The one choice you can always make

What do you get to choose?

It's too easy to say that you cannot choose what happens to you, but you can choose how you respond. That turns choice into a consolation prize. We think we "have to" choose instead of we "can choose!"

We get to choose our actions and reactions without being fully aware of how they will make change in the world. That sounds dangerous, and it is. But it is also the seed of optimism. No matter what happens to us and around us, there are choices we can make. 


Identifying the choices that you have the ability and resources to make pushes you to be more self-aware: more aware of the feelings, perceptions, biases, memories and hopes that combine to keep  you moving. Self-awareness is fundamental to both feeling better and having better influence on others. When life knocks you down, you look up and say "so what can I do next?" You can change your mind, your communication, your actions. You can begin with an impulse or an inventory.

The impulse feels better: it's the result of pattern-recognition in your brain. When this happens, respond this way. It's fast. There is no long inner discussion. You move and then you feel more capable of movement. 

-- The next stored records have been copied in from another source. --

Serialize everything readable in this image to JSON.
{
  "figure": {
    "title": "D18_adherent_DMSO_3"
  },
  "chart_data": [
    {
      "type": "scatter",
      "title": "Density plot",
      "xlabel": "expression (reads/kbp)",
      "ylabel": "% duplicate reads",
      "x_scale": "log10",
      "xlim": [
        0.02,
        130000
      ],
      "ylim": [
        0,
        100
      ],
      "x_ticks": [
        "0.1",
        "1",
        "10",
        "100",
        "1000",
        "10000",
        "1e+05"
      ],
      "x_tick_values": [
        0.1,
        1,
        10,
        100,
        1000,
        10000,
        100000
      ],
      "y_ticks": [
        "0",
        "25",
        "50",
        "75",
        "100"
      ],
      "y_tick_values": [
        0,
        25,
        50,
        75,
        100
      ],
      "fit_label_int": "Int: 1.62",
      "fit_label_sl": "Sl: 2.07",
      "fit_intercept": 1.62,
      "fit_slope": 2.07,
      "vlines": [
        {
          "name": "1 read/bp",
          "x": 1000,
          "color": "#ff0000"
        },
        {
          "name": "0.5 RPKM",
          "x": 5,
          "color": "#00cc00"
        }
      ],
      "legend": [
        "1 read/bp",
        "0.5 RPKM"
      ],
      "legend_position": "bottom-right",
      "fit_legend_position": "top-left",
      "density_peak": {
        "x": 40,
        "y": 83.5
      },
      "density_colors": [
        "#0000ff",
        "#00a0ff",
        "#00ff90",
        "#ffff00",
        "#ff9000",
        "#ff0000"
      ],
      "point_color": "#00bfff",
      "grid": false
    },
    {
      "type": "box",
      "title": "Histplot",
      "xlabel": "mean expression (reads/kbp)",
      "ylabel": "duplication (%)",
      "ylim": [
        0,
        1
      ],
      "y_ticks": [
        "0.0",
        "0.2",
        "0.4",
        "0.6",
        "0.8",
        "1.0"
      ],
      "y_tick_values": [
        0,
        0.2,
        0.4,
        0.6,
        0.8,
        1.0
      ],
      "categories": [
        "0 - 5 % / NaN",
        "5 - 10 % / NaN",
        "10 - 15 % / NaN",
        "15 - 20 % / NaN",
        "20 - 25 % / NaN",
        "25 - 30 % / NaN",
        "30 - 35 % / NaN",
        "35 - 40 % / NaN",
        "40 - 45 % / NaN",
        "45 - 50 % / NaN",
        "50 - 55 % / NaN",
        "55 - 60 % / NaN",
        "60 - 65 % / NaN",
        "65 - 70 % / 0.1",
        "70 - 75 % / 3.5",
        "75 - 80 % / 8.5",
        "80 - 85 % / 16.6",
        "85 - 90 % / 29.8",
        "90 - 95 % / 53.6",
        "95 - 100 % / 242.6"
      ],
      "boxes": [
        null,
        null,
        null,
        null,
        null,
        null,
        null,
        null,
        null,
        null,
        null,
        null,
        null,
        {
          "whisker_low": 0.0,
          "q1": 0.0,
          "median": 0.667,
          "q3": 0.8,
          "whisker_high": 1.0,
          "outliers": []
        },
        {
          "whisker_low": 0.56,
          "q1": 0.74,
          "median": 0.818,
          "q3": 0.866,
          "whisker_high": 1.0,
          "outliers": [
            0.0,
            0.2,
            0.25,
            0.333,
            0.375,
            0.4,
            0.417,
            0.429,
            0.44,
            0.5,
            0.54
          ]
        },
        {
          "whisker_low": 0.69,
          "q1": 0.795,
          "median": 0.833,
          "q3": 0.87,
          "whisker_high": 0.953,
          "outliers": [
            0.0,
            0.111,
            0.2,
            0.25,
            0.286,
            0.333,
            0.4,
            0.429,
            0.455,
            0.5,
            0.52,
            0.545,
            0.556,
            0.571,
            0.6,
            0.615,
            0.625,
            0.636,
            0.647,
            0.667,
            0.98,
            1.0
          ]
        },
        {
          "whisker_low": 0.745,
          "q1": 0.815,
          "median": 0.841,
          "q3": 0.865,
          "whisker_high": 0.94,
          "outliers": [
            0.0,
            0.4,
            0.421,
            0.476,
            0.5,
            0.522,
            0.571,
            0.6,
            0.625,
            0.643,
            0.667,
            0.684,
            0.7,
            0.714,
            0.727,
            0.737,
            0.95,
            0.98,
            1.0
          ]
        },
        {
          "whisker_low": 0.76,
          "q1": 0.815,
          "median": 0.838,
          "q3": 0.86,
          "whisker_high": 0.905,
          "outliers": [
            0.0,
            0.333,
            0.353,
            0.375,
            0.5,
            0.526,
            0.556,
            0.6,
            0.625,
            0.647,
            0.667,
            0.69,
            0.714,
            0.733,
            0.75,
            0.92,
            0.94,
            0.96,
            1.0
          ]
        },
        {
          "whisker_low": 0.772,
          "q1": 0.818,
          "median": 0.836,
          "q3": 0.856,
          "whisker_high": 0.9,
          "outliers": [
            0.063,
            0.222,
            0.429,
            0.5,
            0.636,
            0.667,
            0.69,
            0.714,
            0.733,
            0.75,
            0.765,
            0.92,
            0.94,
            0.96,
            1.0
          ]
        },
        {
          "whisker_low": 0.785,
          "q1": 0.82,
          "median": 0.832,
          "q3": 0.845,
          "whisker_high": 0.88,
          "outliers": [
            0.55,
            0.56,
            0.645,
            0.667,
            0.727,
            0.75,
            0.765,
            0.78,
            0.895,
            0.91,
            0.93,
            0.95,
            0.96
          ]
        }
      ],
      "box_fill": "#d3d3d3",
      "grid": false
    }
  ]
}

If we don't have an impulse, or don't trust it, we need to make a deliberate choice. That always feels hard because our brains like to conserve energy by doing what we've always done. But hard does not mean bad. Hard means opening up a new possibility. 

At the heart of every choice is a single choice: do I wait or do I make change happen? And that choice is always available. You might not be able to change your circumstances directly. You might have to start with making choices about your own values and feelings and responses. But if you can imagine even one person on the planet being in your circumstances and handling them differently (not better, just differently), then you have admitted there is a choice.

The world is unpredictable, so you don't always know what the consequences of your choices will be (even if that choice is to not make a choice). So your choice will often be this: "Would I rather live in a world where I can value even the small choices I can make in me or would I rather be stuck in a world where nothing I can do will make a difference?" 

We spin when we look outside to ask "what choice do I have?" We gain traction when we look inside and ask instead "what strengths or values can I uncover in myself that will be useful now?"